Aynadaki Rüya, sokakta dolaştırılan aynanın yazarın iç dünyasına çevrilmesiyle oluşan bir kitap.
Hasan Öztürk; romanlar ve yazarlar arasında dolaşırken, okurlarını sanat ve edebiyatın imkânlarına kulak kesilmeye davet ediyor.

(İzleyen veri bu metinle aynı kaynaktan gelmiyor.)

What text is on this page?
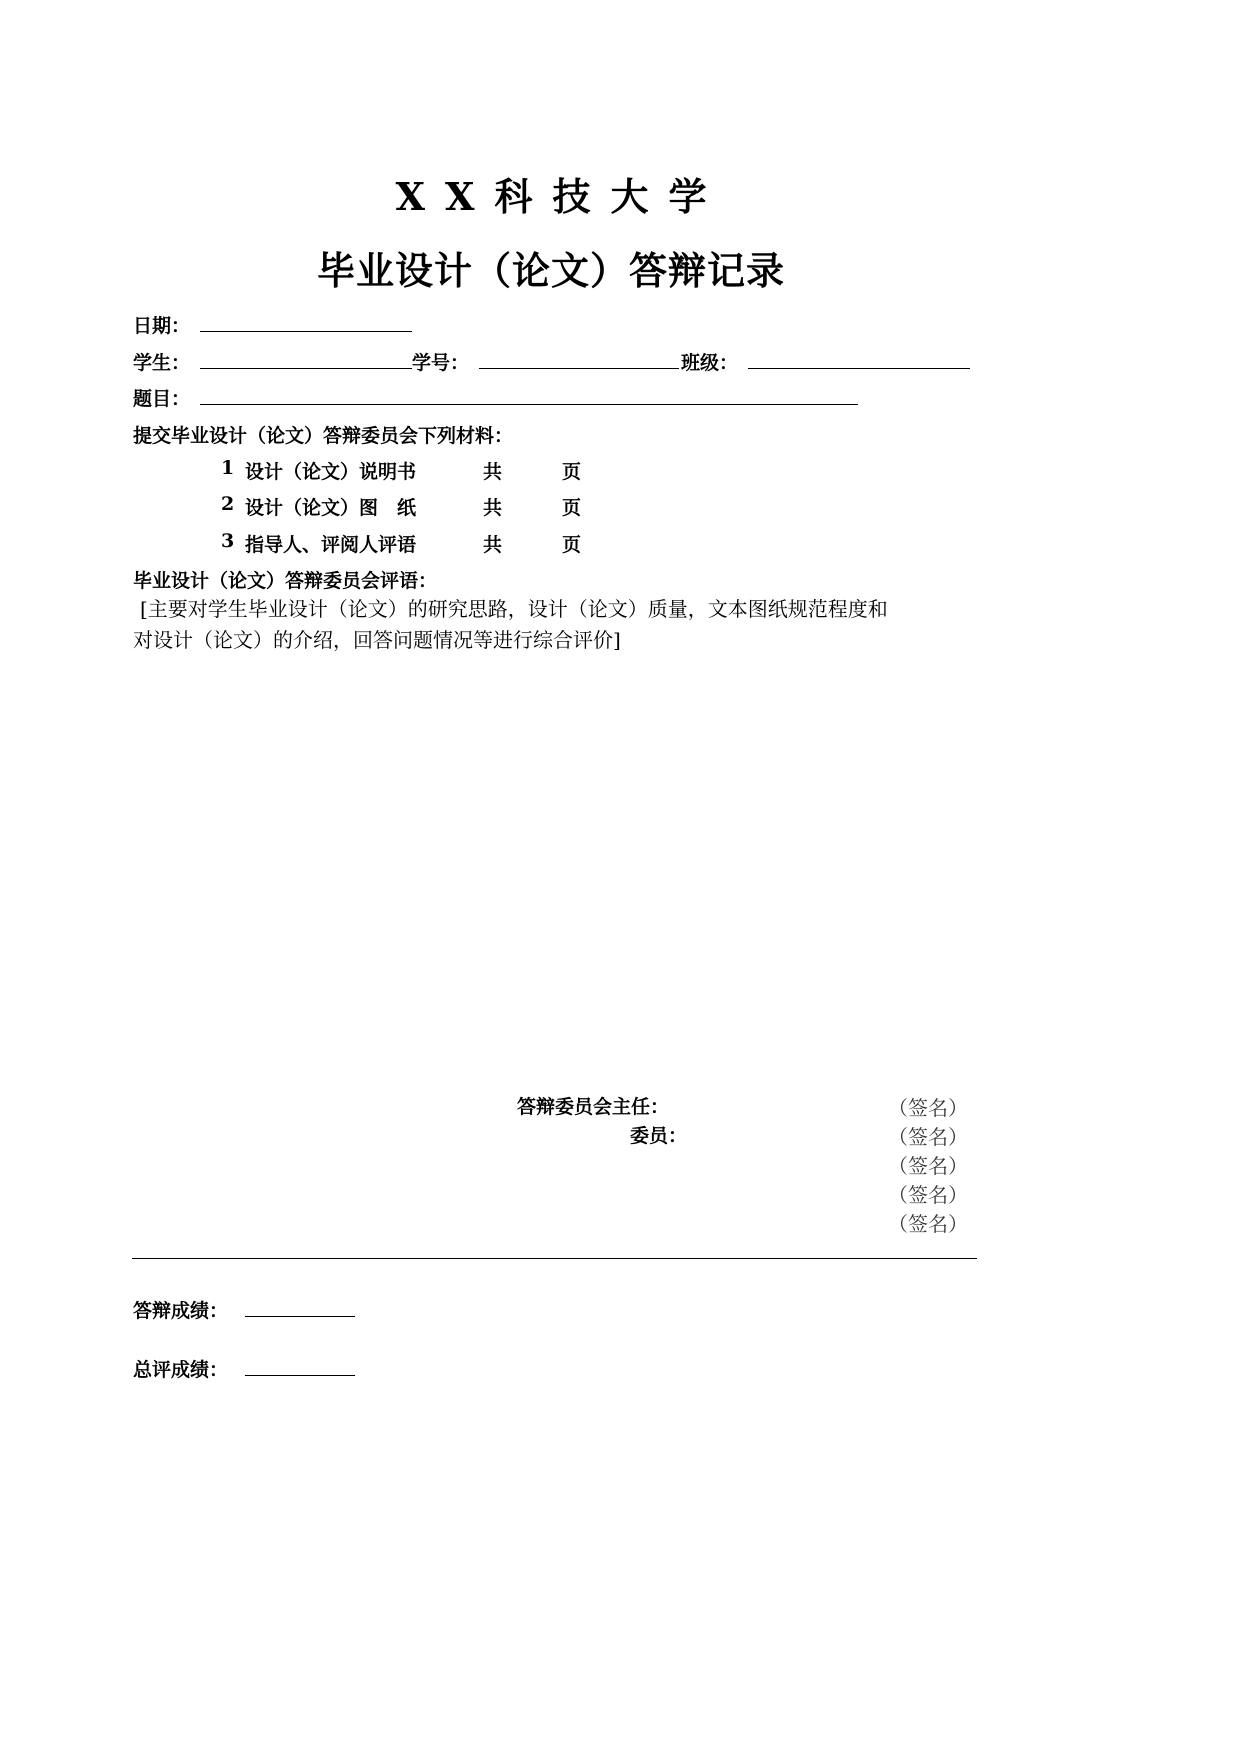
XX科技大学
毕业设计（论文）答辩记录
日期：
学生：	学号：	班级：
题目：
提交毕业设计（论文）答辩委员会下列材料：
1 设计（论文）说明书	共	页
2 设计（论文）图　纸	共	页
3 指导人、评阅人评语	共	页
毕业设计（论文）答辩委员会评语：
[主要对学生毕业设计（论文）的研究思路，设计（论文）质量，文本图纸规范程度和
对设计（论文）的介绍，回答问题情况等进行综合评价]
答辩委员会主任：	（签名）
委员：	（签名）
（签名）
（签名）
（签名）
答辩成绩：
总评成绩：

İnsanoğlunun "sesten simgeye geçiş" aşamasını gösteren yazı, "bir doğal dilin grafik işaretleri yardımıyla geçekleşmesi" anlamıyla kayıtlara geçse de "yazmak" varlığımıza tanıklık etmektir bence. Her ne kadar Sokrates, "yazılı sözün insan zihnini tembelleştirdiğine" inanarak yazılı bir belge bırakmasa da biz bugün "yazmasam deli olacaktım" diyen Sait Faik`ten yanayız. Osmanlı atasözü, "İlim bir avdır; yazı onu avlamaktır," diyor. Sözün ulaşamadığı yerlerde insanı temsil eden ve ona yenidünyalar kazandıran hiç kuşkusuz yazıdır. Mehmet Kaplan, bir yazısında "yazarken düşünmek" eyleminden söz etmişi. Stephen King: "Yazmak rafine düşünmektir," diyor. Bizi başka canlılardan ayıran "düşünmek" ve her birimizi başka insanlardan ayıran "düşüncelerimiz" ise yazı, başka birisi olduğumuzu dilin yeni bir biçimiyle kendimizden başkalarına göstermektir.